Looking around the room filled with nearly 100 people, Kellie Henderson said one thing was very clear: “We live in a community that cares a lot about its kids.”
School officials, social workers and criminal justice professionals were among the crowd Friday at Clark College’s Gaiser Hall to dissect a complicated issue: how the community can do a better job keeping youth safe and healthy.
Henderson is one of the organizers of the Keeping Our Kids Safe Conference. The annual two-day conference, put on by the Safe Communities Task Force, offered breakout sessions for professionals Friday on gang identifiers, sex trafficking and youth suicide, among other topics. A half-day conference for parents is scheduled for today.
To kick off the conference, former gang member Fabian Debora told his story.
Debora, who lives in the Los Angeles area, told the crowd his path to joining a gang started during childhood. He had a father who was violent toward his mother and involved in the illegal drug trade. When Debora was young, he said, he would hide under the coffee table and draw as a way to “create my own world to escape my own reality.”
“I was drawing in class; no one asked what was wrong,” he said. One day, a teacher tore up his artwork in front of all of his classmates, and Debora took his anger out by throwing his desk. He was expelled and never graduated high school.
“It demoralized me,” he said. “Resentment was building. I hated the world.”
Debora joined a gang and spent seven years between the age of 13 and 30 in prison.
A near-death experience led Debora to change his life.
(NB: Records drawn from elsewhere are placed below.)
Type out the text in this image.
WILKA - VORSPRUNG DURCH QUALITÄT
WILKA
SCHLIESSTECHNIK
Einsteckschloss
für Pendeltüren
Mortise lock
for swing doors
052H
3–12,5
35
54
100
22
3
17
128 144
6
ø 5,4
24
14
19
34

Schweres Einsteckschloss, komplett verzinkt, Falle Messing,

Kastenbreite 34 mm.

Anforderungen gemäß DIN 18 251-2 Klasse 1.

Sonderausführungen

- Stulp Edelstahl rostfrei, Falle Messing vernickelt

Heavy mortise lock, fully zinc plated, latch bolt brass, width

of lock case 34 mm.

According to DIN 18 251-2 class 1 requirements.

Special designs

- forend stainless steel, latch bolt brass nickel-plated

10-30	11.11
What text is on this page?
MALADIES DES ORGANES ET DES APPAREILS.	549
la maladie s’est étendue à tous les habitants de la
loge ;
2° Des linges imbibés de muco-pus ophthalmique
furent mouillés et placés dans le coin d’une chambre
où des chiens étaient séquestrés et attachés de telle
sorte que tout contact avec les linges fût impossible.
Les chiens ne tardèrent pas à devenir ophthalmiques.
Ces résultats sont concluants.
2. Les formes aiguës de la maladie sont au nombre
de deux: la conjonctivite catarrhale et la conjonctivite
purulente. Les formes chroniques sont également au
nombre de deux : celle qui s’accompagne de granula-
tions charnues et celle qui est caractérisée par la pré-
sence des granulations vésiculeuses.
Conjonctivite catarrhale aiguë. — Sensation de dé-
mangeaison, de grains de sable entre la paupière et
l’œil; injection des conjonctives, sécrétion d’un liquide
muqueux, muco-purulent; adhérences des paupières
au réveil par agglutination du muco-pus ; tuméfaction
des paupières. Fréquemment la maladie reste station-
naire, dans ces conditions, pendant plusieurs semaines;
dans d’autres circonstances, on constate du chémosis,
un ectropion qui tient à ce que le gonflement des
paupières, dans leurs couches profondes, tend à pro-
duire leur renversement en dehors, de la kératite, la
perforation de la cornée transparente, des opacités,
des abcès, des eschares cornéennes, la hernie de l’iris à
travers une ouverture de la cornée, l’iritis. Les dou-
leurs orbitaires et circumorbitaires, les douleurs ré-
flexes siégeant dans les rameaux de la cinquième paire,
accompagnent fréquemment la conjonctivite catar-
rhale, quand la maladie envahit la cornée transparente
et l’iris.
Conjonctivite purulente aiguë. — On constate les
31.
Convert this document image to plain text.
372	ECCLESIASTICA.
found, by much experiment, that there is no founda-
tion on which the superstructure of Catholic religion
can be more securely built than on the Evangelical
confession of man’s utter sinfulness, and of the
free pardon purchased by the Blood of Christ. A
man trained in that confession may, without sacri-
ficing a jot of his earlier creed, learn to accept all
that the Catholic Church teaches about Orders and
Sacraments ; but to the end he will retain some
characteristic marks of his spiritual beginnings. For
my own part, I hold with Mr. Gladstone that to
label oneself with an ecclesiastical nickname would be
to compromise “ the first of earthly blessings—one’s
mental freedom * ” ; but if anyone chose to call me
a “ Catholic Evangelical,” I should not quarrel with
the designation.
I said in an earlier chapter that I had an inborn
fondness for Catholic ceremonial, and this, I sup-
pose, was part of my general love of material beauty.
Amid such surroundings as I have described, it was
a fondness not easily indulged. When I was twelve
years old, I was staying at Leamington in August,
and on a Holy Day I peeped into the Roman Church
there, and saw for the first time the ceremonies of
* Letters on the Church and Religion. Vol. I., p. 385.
He now works at Homeboy Industries, an organization that helps kids through the problems he had endured.
Debora said he sees that he was drawn to gangs because he couldn’t find what most kids are searching for — acknowledgement, respect and acceptance.
“It’s not my mother’s problem, it’s not my father’s problem, it’s a community-based problem,” he said. “There’s nothing in place if you fall … no one there to catch you on the next step.”
His words were met by nods of agreement from the audience.
“We need every child in Clark County to know that they are embraced and loved and cared for,” said Major W. Harris Jr., mentor program coordinator for the Department of Social and Health Services. “The community needs to be more proactive rather than reactive … and mentoring is a piece of that puzzle.”
The most important component to the conference is the networking that takes place, said Mick Hoffman, executive director of operations for Vancouver Public Schools.
The schools, Hoffman said, have access to children various organizations may be trying to reach.
“The school is part of the solution, because they’re part of the fabric of the community,” he said.
Hoffman said he was excited to see so many people at the conference who were willing to take the time to learn about the issues facing young people.
“Twelve and 16 years old is far too young to give up on,” he said. “If we don’t do something for our kids, we’re going to have a whole segment of the community that is disconnected.”